Star Wars is a cinematic bedtime story that I’ve enjoyed since the age of seven. My introduction to the series was a 1995 trailer on the Power Rangers: The Movie VHS. The fast flurry of images that highlighted parts of each film in the Original Trilogy transfixed me like nothing before. At the same time, there was something different about this trailer. It introduced a legacy of films and a sense of something that had been made. This would be my slow realisation of movies as a medium with an extensive process and history.
In Christmas 1997, I had received the special edition of A New Hope. At that point, the film appealed to me because it was about a young man trying to become a pilot. I was amazed by the film’s various aerial sequences. They were made with great imagination and craftsmanship.
At the time, I had no Star Wars toys. However, I used to take vintage RAF planes and pretend they were X-Wings and Tie-Fighters, fighting for supremacy above the skies of my bedroom. A New Hope gave me a temporary dream of wanting to be a pilot and a new outlet to express my imagination.

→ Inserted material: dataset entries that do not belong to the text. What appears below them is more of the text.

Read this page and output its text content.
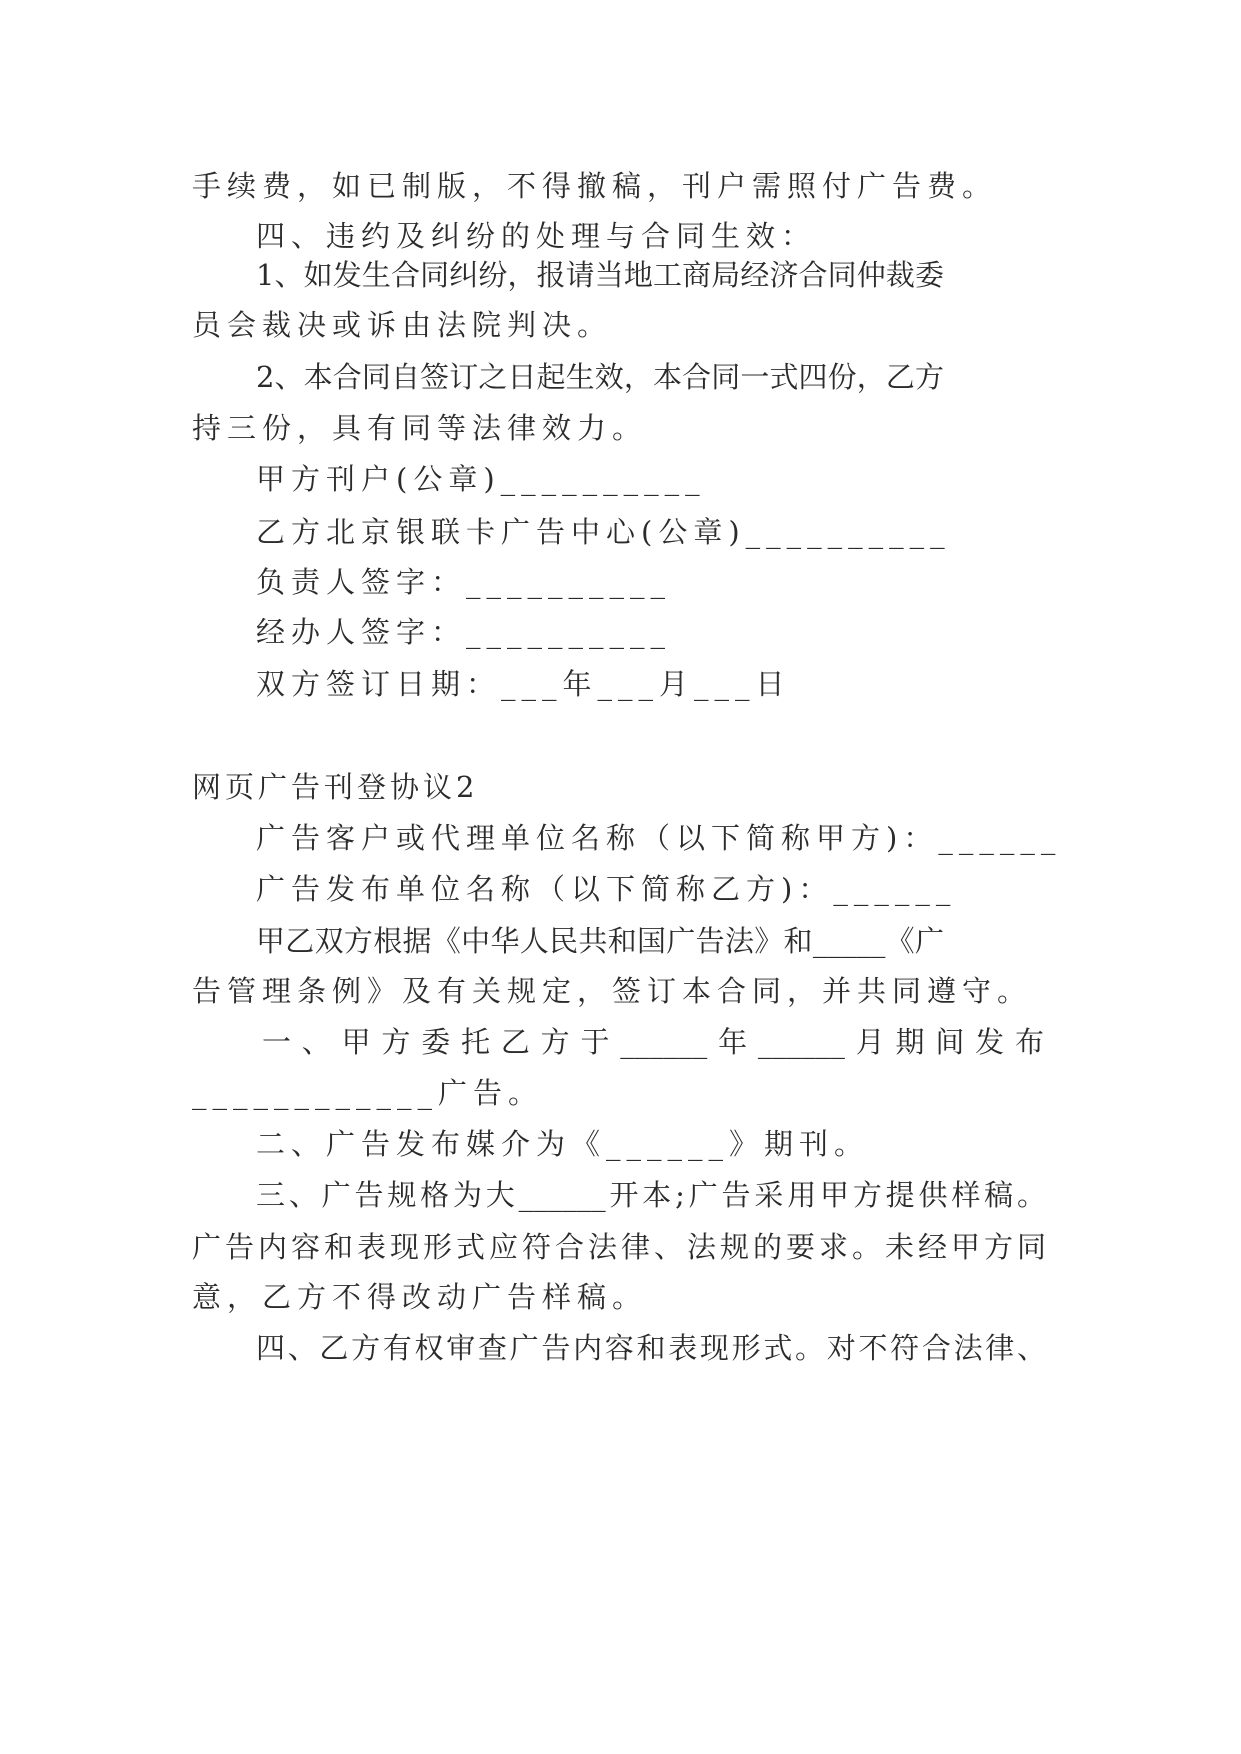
手续费，如已制版，不得撤稿，刊户需照付广告费。
四、违约及纠纷的处理与合同生效：
1、如发生合同纠纷，报请当地工商局经济合同仲裁委
员会裁决或诉由法院判决。
2、本合同自签订之日起生效，本合同一式四份，乙方
持三份，具有同等法律效力。
甲方刊户(公章)__________
乙方北京银联卡广告中心(公章)__________
负责人签字：__________
经办人签字：__________
双方签订日期：___年___月___日
网页广告刊登协议2
广告客户或代理单位名称（以下简称甲方)：______
广告发布单位名称（以下简称乙方)：______
甲乙双方根据《中华人民共和国广告法》和_____《广
告管理条例》及有关规定，签订本合同，并共同遵守。
一、甲方委托乙方于______年______月期间发布
____________广告。
二、广告发布媒介为《______》期刊。
三、广告规格为大______开本;广告采用甲方提供样稿。
广告内容和表现形式应符合法律、法规的要求。未经甲方同
意，乙方不得改动广告样稿。
四、乙方有权审查广告内容和表现形式。对不符合法律、
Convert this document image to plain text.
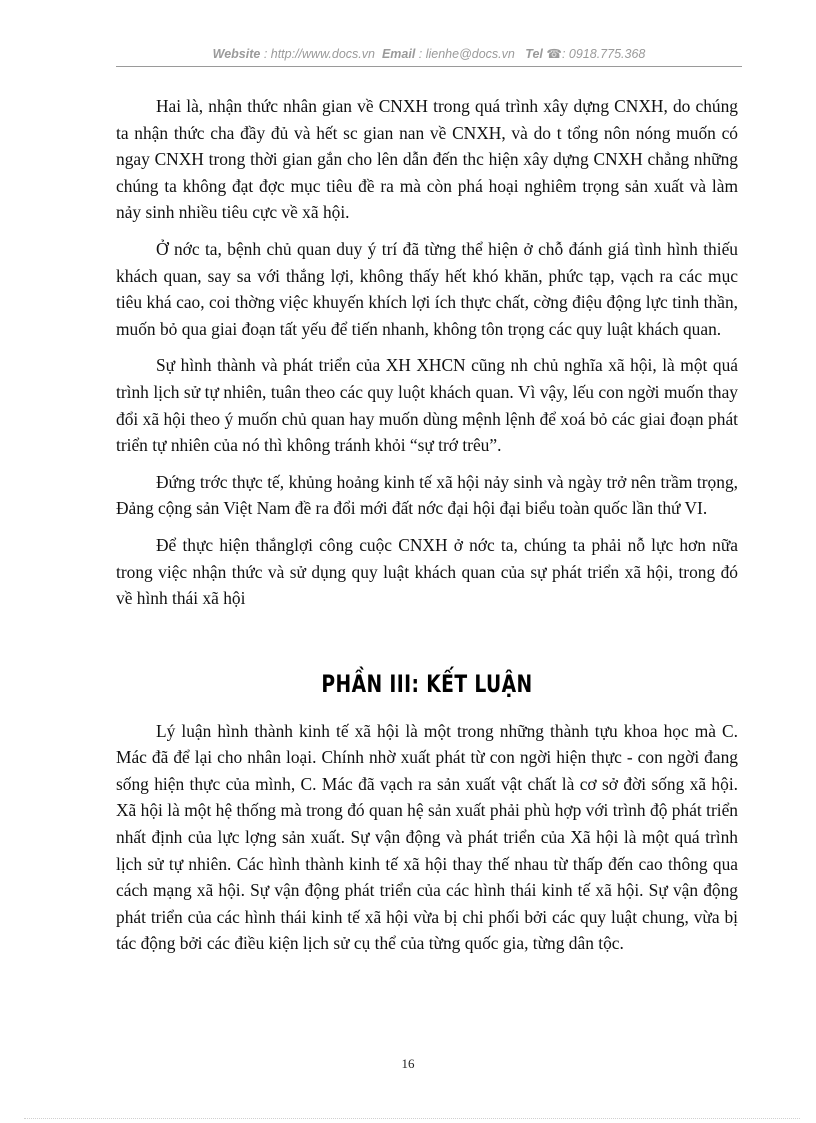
Website : http://www.docs.vn Email : lienhe@docs.vn Tel ☎: 0918.775.368

Hai là, nhận thức nhân gian về CNXH trong quá trình xây dựng CNXH, do chúng ta nhận thức cha đầy đủ và hết sc gian nan về CNXH, và do t tổng nôn nóng muốn có ngay CNXH trong thời gian gắn cho lên dẫn đến thc hiện xây dựng CNXH chẳng những chúng ta không đạt đợc mục tiêu đề ra mà còn phá hoại nghiêm trọng sản xuất và làm nảy sinh nhiều tiêu cực về xã hội.

Ở nớc ta, bệnh chủ quan duy ý trí đã từng thể hiện ở chỗ đánh giá tình hình thiếu khách quan, say sa với thắng lợi, không thấy hết khó khăn, phức tạp, vạch ra các mục tiêu khá cao, coi thờng việc khuyến khích lợi ích thực chất, cờng điệu động lực tinh thần, muốn bỏ qua giai đoạn tất yếu để tiến nhanh, không tôn trọng các quy luật khách quan.

Sự hình thành và phát triển của XH XHCN cũng nh chủ nghĩa xã hội, là một quá trình lịch sử tự nhiên, tuân theo các quy luột khách quan. Vì vậy, lếu con ngời muốn thay đổi xã hội theo ý muốn chủ quan hay muốn dùng mệnh lệnh để xoá bỏ các giai đoạn phát triển tự nhiên của nó thì không tránh khỏi “sự trớ trêu”.

Đứng trớc thực tế, khủng hoảng kinh tế xã hội nảy sinh và ngày trở nên trầm trọng, Đảng cộng sản Việt Nam đề ra đổi mới đất nớc đại hội đại biểu toàn quốc lần thứ VI.

Để thực hiện thắnglợi công cuộc CNXH ở nớc ta, chúng ta phải nỗ lực hơn nữa trong việc nhận thức và sử dụng quy luật khách quan của sự phát triển xã hội, trong đó về hình thái xã hội

PHẦN III: KẾT LUẬN

Lý luận hình thành kinh tế xã hội là một trong những thành tựu khoa học mà C. Mác đã để lại cho nhân loại. Chính nhờ xuất phát từ con ngời hiện thực - con ngời đang sống hiện thực của mình, C. Mác đã vạch ra sản xuất vật chất là cơ sở đời sống xã hội. Xã hội là một hệ thống mà trong đó quan hệ sản xuất phải phù hợp với trình độ phát triển nhất định của lực lợng sản xuất. Sự vận động và phát triển của Xã hội là một quá trình lịch sử tự nhiên. Các hình thành kinh tế xã hội thay thế nhau từ thấp đến cao thông qua cách mạng xã hội. Sự vận động phát triển của các hình thái kinh tế xã hội. Sự vận động phát triển của các hình thái kinh tế xã hội vừa bị chi phối bởi các quy luật chung, vừa bị tác động bởi các điều kiện lịch sử cụ thể của từng quốc gia, từng dân tộc.

16
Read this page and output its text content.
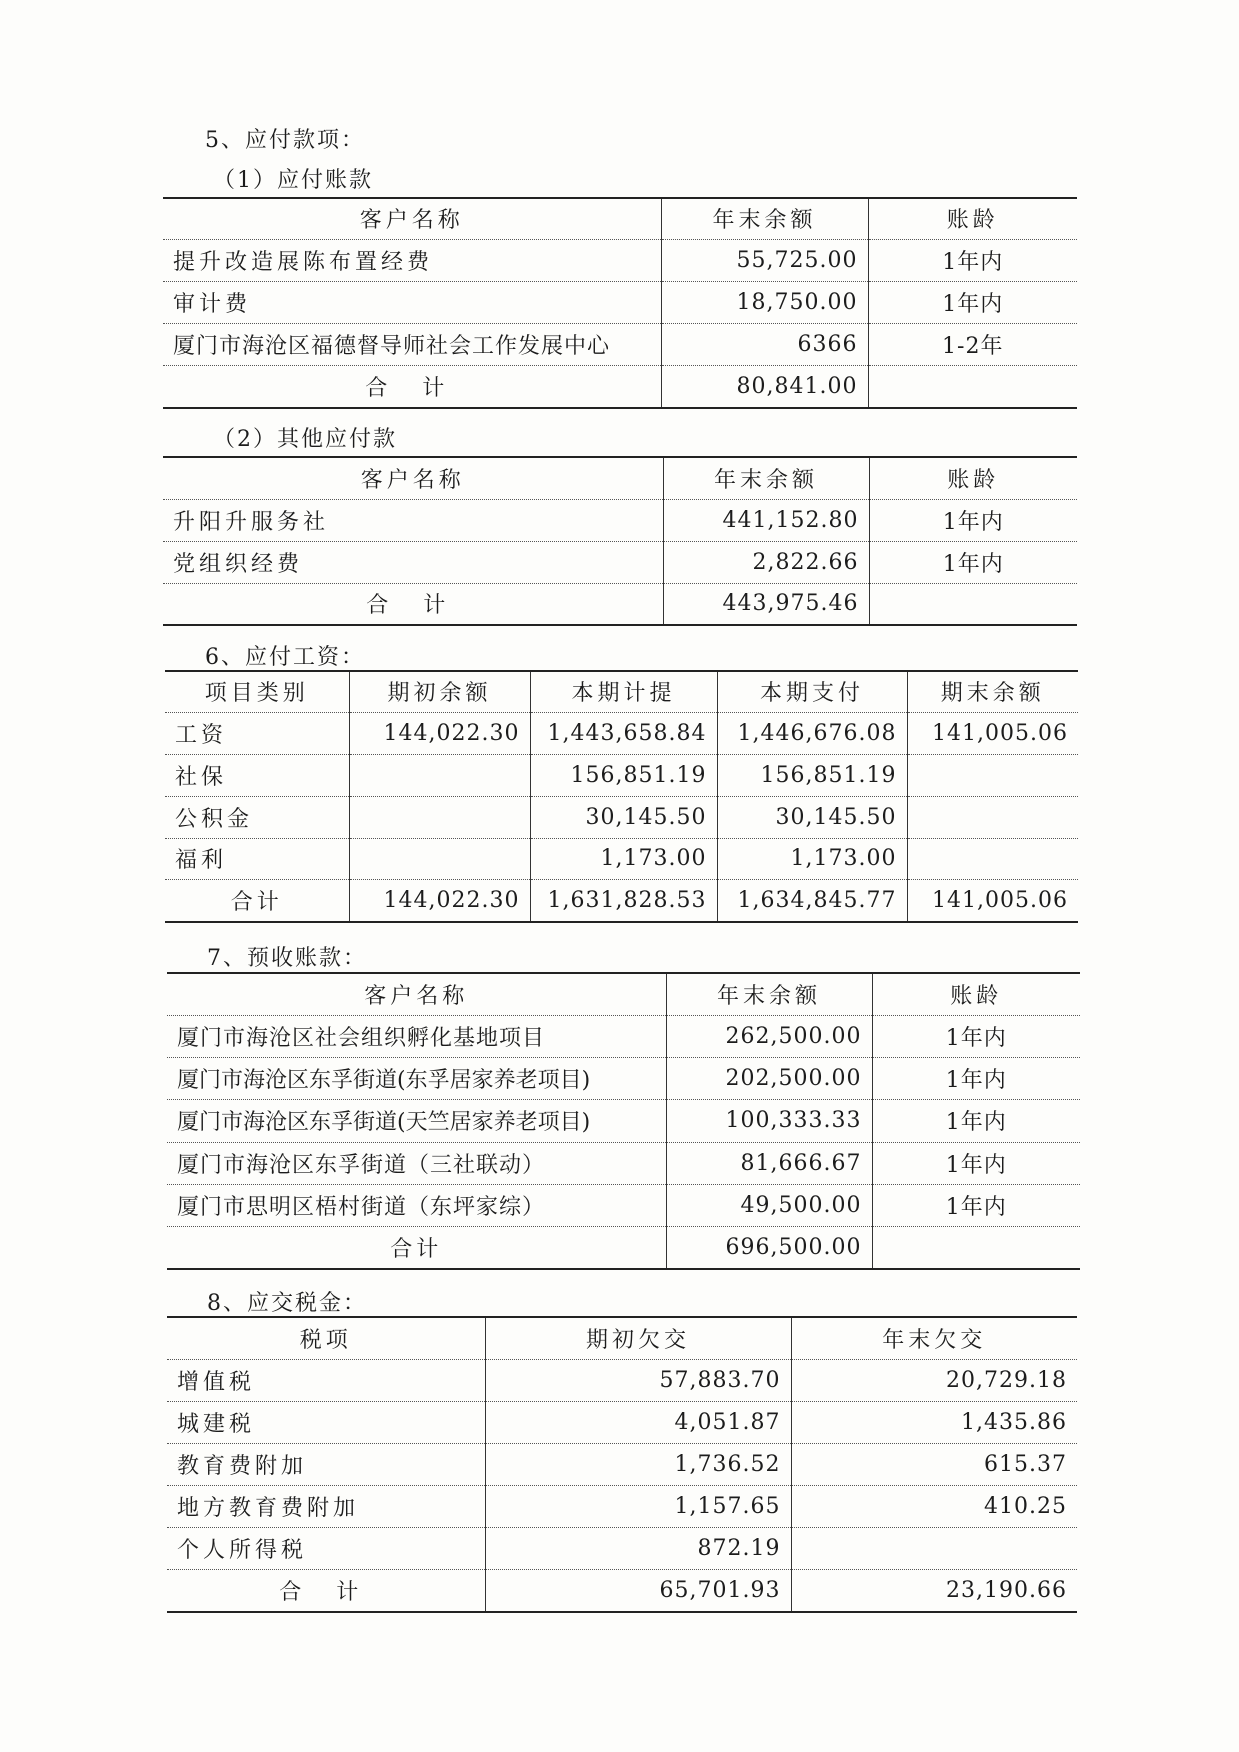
5、应付款项：
（1）应付账款
客户名称	年末余额	账龄
提升改造展陈布置经费	55,725.00	1年内
审计费	18,750.00	1年内
厦门市海沧区福德督导师社会工作发展中心	6366	1-2年
合 计	80,841.00	
（2）其他应付款
客户名称	年末余额	账龄
升阳升服务社	441,152.80	1年内
党组织经费	2,822.66	1年内
合 计	443,975.46	
6、应付工资：
项目类别	期初余额	本期计提	本期支付	期末余额
工资	144,022.30	1,443,658.84	1,446,676.08	141,005.06
社保		156,851.19	156,851.19	
公积金		30,145.50	30,145.50	
福利		1,173.00	1,173.00	
合计	144,022.30	1,631,828.53	1,634,845.77	141,005.06
7、预收账款：
客户名称	年末余额	账龄
厦门市海沧区社会组织孵化基地项目	262,500.00	1年内
厦门市海沧区东孚街道(东孚居家养老项目)	202,500.00	1年内
厦门市海沧区东孚街道(天竺居家养老项目)	100,333.33	1年内
厦门市海沧区东孚街道（三社联动）	81,666.67	1年内
厦门市思明区梧村街道（东坪家综）	49,500.00	1年内
合计	696,500.00	
8、应交税金：
税项	期初欠交	年末欠交
增值税	57,883.70	20,729.18
城建税	4,051.87	1,435.86
教育费附加	1,736.52	615.37
地方教育费附加	1,157.65	410.25
个人所得税	872.19	
合 计	65,701.93	23,190.66
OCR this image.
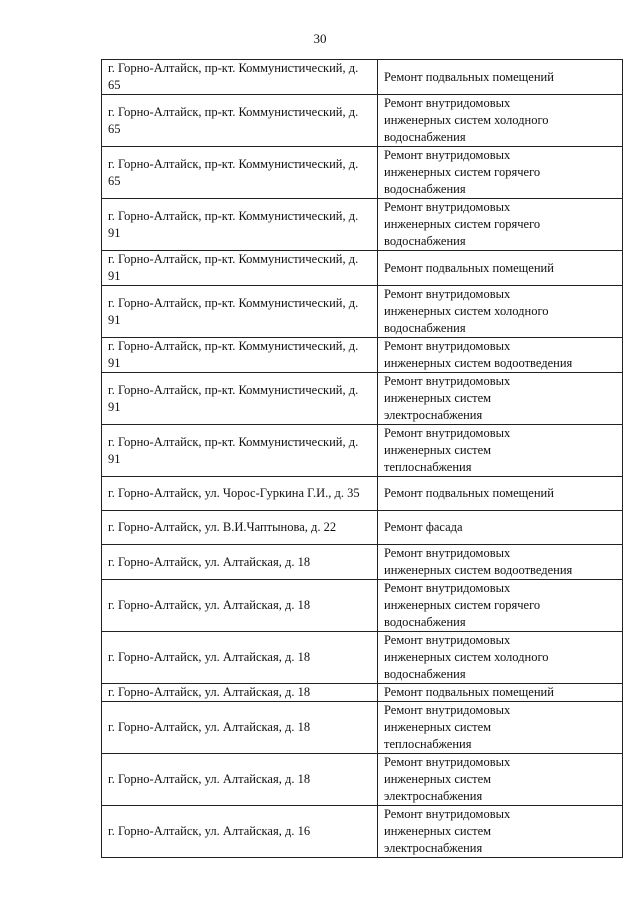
30
г. Горно-Алтайск, пр-кт. Коммунистический, д. 65	Ремонт подвальных помещений

г. Горно-Алтайск, пр-кт. Коммунистический, д. 65	Ремонт внутридомовых
инженерных систем холодного
водоснабжения

г. Горно-Алтайск, пр-кт. Коммунистический, д. 65	Ремонт внутридомовых
инженерных систем горячего
водоснабжения

г. Горно-Алтайск, пр-кт. Коммунистический, д. 91	Ремонт внутридомовых
инженерных систем горячего
водоснабжения

г. Горно-Алтайск, пр-кт. Коммунистический, д. 91	Ремонт подвальных помещений

г. Горно-Алтайск, пр-кт. Коммунистический, д. 91	Ремонт внутридомовых
инженерных систем холодного
водоснабжения

г. Горно-Алтайск, пр-кт. Коммунистический, д. 91	Ремонт внутридомовых
инженерных систем водоотведения

г. Горно-Алтайск, пр-кт. Коммунистический, д. 91	Ремонт внутридомовых
инженерных систем
электроснабжения

г. Горно-Алтайск, пр-кт. Коммунистический, д. 91	Ремонт внутридомовых
инженерных систем
теплоснабжения

г. Горно-Алтайск, ул. Чорос-Гуркина Г.И., д. 35	Ремонт подвальных помещений

г. Горно-Алтайск, ул. В.И.Чаптынова, д. 22	Ремонт фасада

г. Горно-Алтайск, ул. Алтайская, д. 18	Ремонт внутридомовых
инженерных систем водоотведения

г. Горно-Алтайск, ул. Алтайская, д. 18	Ремонт внутридомовых
инженерных систем горячего
водоснабжения

г. Горно-Алтайск, ул. Алтайская, д. 18	Ремонт внутридомовых
инженерных систем холодного
водоснабжения

г. Горно-Алтайск, ул. Алтайская, д. 18	Ремонт подвальных помещений

г. Горно-Алтайск, ул. Алтайская, д. 18	Ремонт внутридомовых
инженерных систем
теплоснабжения

г. Горно-Алтайск, ул. Алтайская, д. 18	Ремонт внутридомовых
инженерных систем
электроснабжения

г. Горно-Алтайск, ул. Алтайская, д. 16	Ремонт внутридомовых
инженерных систем
электроснабжения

The film also introduced me to violence. The scene with Ben Kenobi chopping off the arm of an alien in the Cantina, (complete with a lingering shot of the arm with blood smeared on the floor), startled me in a way that no other Disney animated film had before. It illustrated that people in this fairy tale could be hurt quite brutally. This aspect would continue to fascinate me with Empire Strikes Back and Return of the Jedi. They had tough sequences that cemented the threat of a Galaxy, Far, Far Away. In many ways, this led to my love of horror cinema, later in life.
The summer of 1999 represented my Star Wars fandom at its peak. The Phantom Menace had sparked my imagination with its sense of innocence and impressive setpieces. I also related to Anakin. He felt like an unassuming kid who was plucked and put into a long and far-reaching adventure, beyond his wildest dreams.
The film also inspired me to write. At school, we had an assignment where we had to describe our summer holiday. I wrote about my experiences with The Phantom Menace and the mad capped adventures surrounding the hype of the film. Despite being far away from a film review, the experience was liberating. It provided me with a huge amount of confidence and enthusiasm about expressing myself through the written word.
As I got into my teen years, I started appreciating Star Wars as an embodiment of mythic storytelling and mirror of history. This came in the form of a homework assignment where we had to describe and analyse the Joseph Campbell elements of the story (via the characters and events of A New Hope). I was also studying the rise of Totalitarian regimes in the 20th century. The Prequels provided a fascinating prism to view these topics through.
What’s struck me about the Disney era is how much I opened up to sharing my fandom of Star Wars with others. I had a friend who used to go with me to see each new instalment. Watching the continuing saga through her eyes was an enriching experience.
In 2018, I had the good fortune to appear on an episode of The Wampa’s Lair podcast. I had brought on the topic of what lessons should Rey learn from the past when forming a new Jedi order. The conversation was insightful and fun. And the hosts (Karl and Jason) were exceptionally kind and continue to amaze me with their approach to podcasting and Star Wars. If you’re curious, I appear on episode 296 of the podcast (Jedi Sliding).
Around the same time, Twitter was slowly becoming my primary outlet for expressing my passion for the franchise. Between snappy opinions about various elements of the saga and discussions with some great fans, I also began engaging with the hashtag #ShakespeareSunday. Inspired by a weekly theme, I attempt to pair up a William Shakespeare quote with a GIF or image from Star Wars. My aim is to always find a relevant quote that sheds light on a particular character or element from the films.
There are countless reasons why I love Star Wars. The films are a mixture of high and low art. George Lucas attempted to combine the Saturday Matinee Serials he loved as a kid and the World Cinema he admired as an adult. The famed space franchise also contains a social conscience and universal appeal. They attempt to meld mythology and religion into an accessible and idealistic space aesthetic. But above all, they filter lofty ideas of good and evil, through the prism of family drama, making for storytelling that’s grand and personal.
Like the best bedtime stories, Star Wars has been formative for me. It’s given me the courage to be creative, sooth some of the pains of life and introduce me to a larger world of cinema, writing and history.